I did it for more years than I can count (about 30, actually) because, as you might have guessed, I am a recovering perfectionist.

That mentality, or its slightly less damning fellow Mean Girl thought, “If it can’t be done right, it’s not worth doing,” bounced around my head multiple times a day. Any time I was faced with a new challenge, I’d weight the likelihood of success. And often, if there wasn’t a pretty strong certainty that I’d nail it, I would politely decline. Or run away. Or work myself up into such a lather of anxiety that it magnified the issue far beyond what it was when it started.

It’s not that I didn’t want to try new things, or that I didn’t love learning. Adventures are a blast, and I intend to be a student for the rest of my life. It was the calculation of perfection that held me back. From the time I was a toddler, my mom tells me that I expected I should know how do something – not just correctly, but like a pro – before I could have possibly learned how. I mean, why shouldn’t a 2-year-old be able to pound out a story about unicorns on the typewriter? Why shouldn’t a 4-year-old be able to read Ramona the Pest on her own?

No one pressured me to do it but me, and the frustration I felt when I didn’t immediately succeed eventually dulled my spirit. From an 11-year-old ashamed to join intramural track because I wasn’t as fast as my friends, to a 16-year-old ashamed of her body because it wasn’t as thin as my friends, the need for perfection has taken me to some really isolated places.

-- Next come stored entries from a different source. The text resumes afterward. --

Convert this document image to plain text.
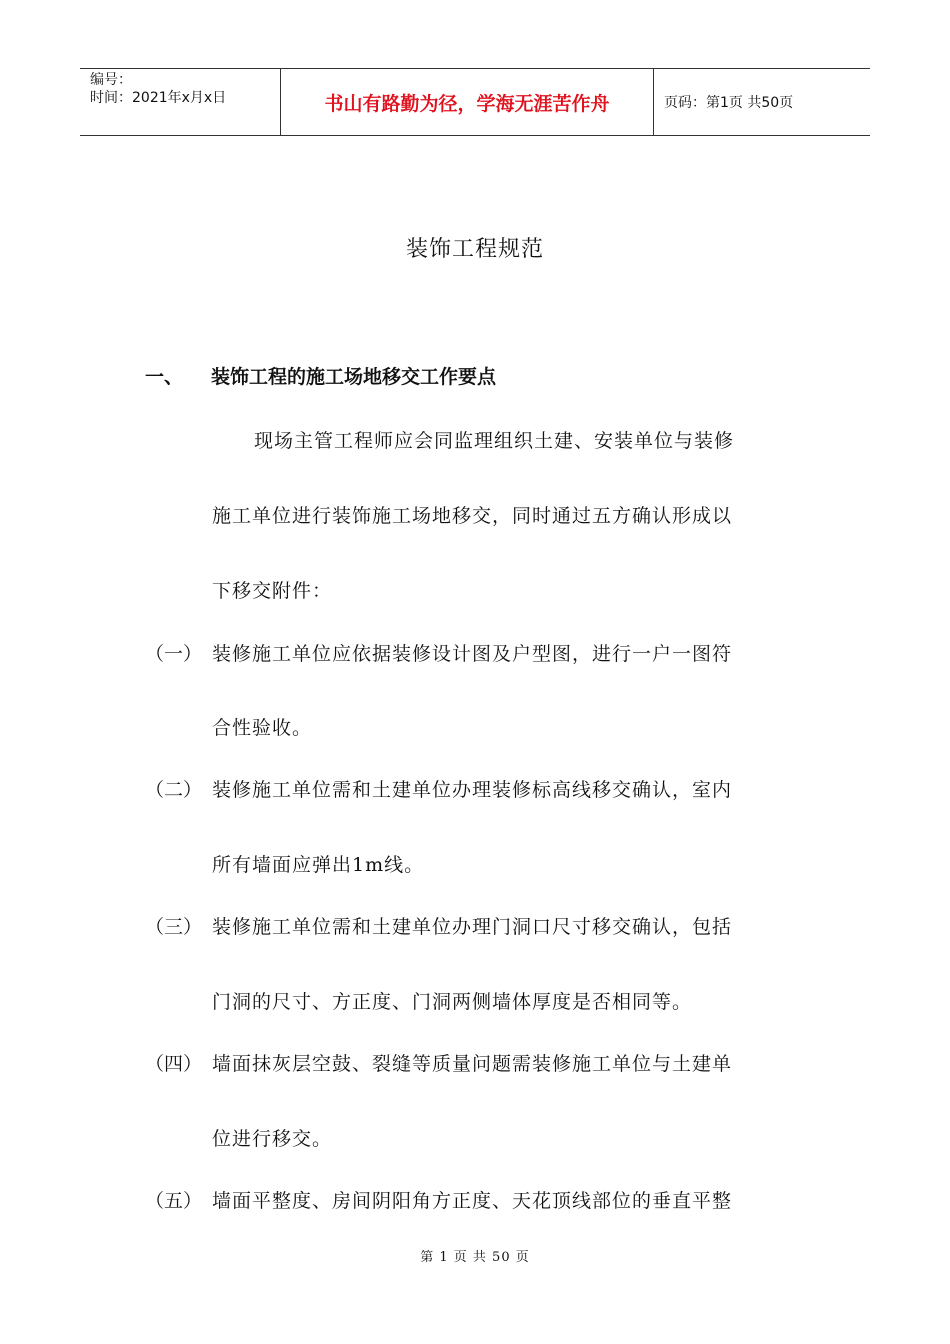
编号：
时间：2021年x月x日	书山有路勤为径，学海无涯苦作舟	页码：第1页 共50页
装饰工程规范
一、 装饰工程的施工场地移交工作要点
现场主管工程师应会同监理组织土建、安装单位与装修
施工单位进行装饰施工场地移交，同时通过五方确认形成以
下移交附件：
（一） 装修施工单位应依据装修设计图及户型图，进行一户一图符
合性验收。
（二） 装修施工单位需和土建单位办理装修标高线移交确认，室内
所有墙面应弹出1m线。
（三） 装修施工单位需和土建单位办理门洞口尺寸移交确认，包括
门洞的尺寸、方正度、门洞两侧墙体厚度是否相同等。
（四） 墙面抹灰层空鼓、裂缝等质量问题需装修施工单位与土建单
位进行移交。
（五） 墙面平整度、房间阴阳角方正度、天花顶线部位的垂直平整
第 1 页 共 50 页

My “perfect” recovery has had ups and downs, though in the past few years the pressure escalated. Perhaps it’s just the nature of being in your late 20s – that’s when you’re supposed to be figuring it out. The job, the relationship, the home, the family. And I did those things. But any time I felt I screwed up, I let myself have it. Rather than learn from mistakes, I used them as ammunition. Why I wasn’t good enough, or smart enough, or ambitious enough, or thin enough. Illogical, yes. Effective? Not at all.

It’s taken time, therapy, practice and patience, but I’m getting there. I believe in the concept now, and I remind myself of it constantly. And I think about my reaction when other people make “mistakes.” When I even notice them (because a lot of the time, I don’t) I actually find them incredibly endearing. Rarely does it anger me, and I can guarantee you it doesn’t ruin my whole day – which is what I’ve assumed about others when I’ve made mistakes of my own. It really comes down to vulnerability. It reminds us that we’re not so different. It makes us more able to forgive – others and ourselves. Mistakes are proof that you are trying, yes. They’re also proof that you are human.

I don’t want to miss out on adventures because I’m afraid I won’t be perfect. And if I have children, I don’t want to exemplify that attitude for them. I would never expect it of someone else. There’s no excuse to expect it of me, either. I’ve missed out due to my own inhibitions. Life is too short and, frankly, way too awesome. It was a huge leap of faith to go out on my own, freelancing and becoming a health coach. I had to trust that the challenges and inevitable mistakes would be worth doing the work that’s in my bones. Learning to trust myself has, in fact, been the most powerful side-effect.

Sometimes I’ll double-book. Or miss the direction my client is going for in a writing project. Or totally overlook the fact that prices were missing from a menu I’m editing (that definitely happened last week…oops). Were any of those a result of me hiding out and isolating myself? Nope, it was me actively doing my thing and, for the most part, really enjoying the process.